Material and methods:
The relative literature of TILs in tumor tissue from patients with gastric cancer was searched from PubMed, Embase, NIH databases, from April 2000 to 31 December 2016. Studies on the prognostic value of TILs as CD3+, CD4+, CD8+, GrB+, and FOXP3+ lymphocytes for GC were retrieved, and also the related references were traced as supplements. Independent screening documents, extracting information and evaluating quality were implemented independently by 2 evaluators according to the inclusion and exclusion criteria, which were then analyzed by meta-analysis using STATA version 12.0 software.
Results:
The results indicated that high levels of intratumoral CD8+, CD3+ and CD4+ T cell infiltration were associated with better overall survival(OS) in gastric cancer patients, while high density of intratumoral FOXP3+ T cells was not closely associated with a worse outcome.
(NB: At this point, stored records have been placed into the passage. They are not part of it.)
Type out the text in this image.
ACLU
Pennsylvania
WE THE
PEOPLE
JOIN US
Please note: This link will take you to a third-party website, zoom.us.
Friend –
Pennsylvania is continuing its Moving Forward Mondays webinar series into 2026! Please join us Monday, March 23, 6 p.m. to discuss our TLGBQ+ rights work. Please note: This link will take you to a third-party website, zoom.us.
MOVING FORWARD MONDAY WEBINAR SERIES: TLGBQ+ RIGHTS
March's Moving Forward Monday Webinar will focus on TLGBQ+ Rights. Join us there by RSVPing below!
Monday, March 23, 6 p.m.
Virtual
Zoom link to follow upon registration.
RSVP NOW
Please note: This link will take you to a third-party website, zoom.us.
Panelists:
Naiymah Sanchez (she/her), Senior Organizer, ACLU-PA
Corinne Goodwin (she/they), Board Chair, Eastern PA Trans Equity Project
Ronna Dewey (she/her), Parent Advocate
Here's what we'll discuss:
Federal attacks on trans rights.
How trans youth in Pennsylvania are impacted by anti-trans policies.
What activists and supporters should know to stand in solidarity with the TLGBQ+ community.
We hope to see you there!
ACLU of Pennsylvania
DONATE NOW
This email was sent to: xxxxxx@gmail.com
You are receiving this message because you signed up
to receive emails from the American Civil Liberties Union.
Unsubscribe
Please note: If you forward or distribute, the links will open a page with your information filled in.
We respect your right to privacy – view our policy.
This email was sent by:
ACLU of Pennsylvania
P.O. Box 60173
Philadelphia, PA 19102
Additionally, in our study, higher density of granzyme B+ (GrB+) T cell infiltration indicated an optimistic prognosis, and infiltration of a larger number of general TILs also suggested a favorable prognosis by log-rank test analysis.
Conclusions:
This meta-analysis clarified that high levels of CD8+, CD3+, and CD4+ T cell infiltration in tumor tissue showed better OS in GC patients, whereas high density of FOXP3+ T cell infiltration may not be recognized as a negative prognostic factor. These results may provide some useful prognostic indicators for clinical application in gastric cancer.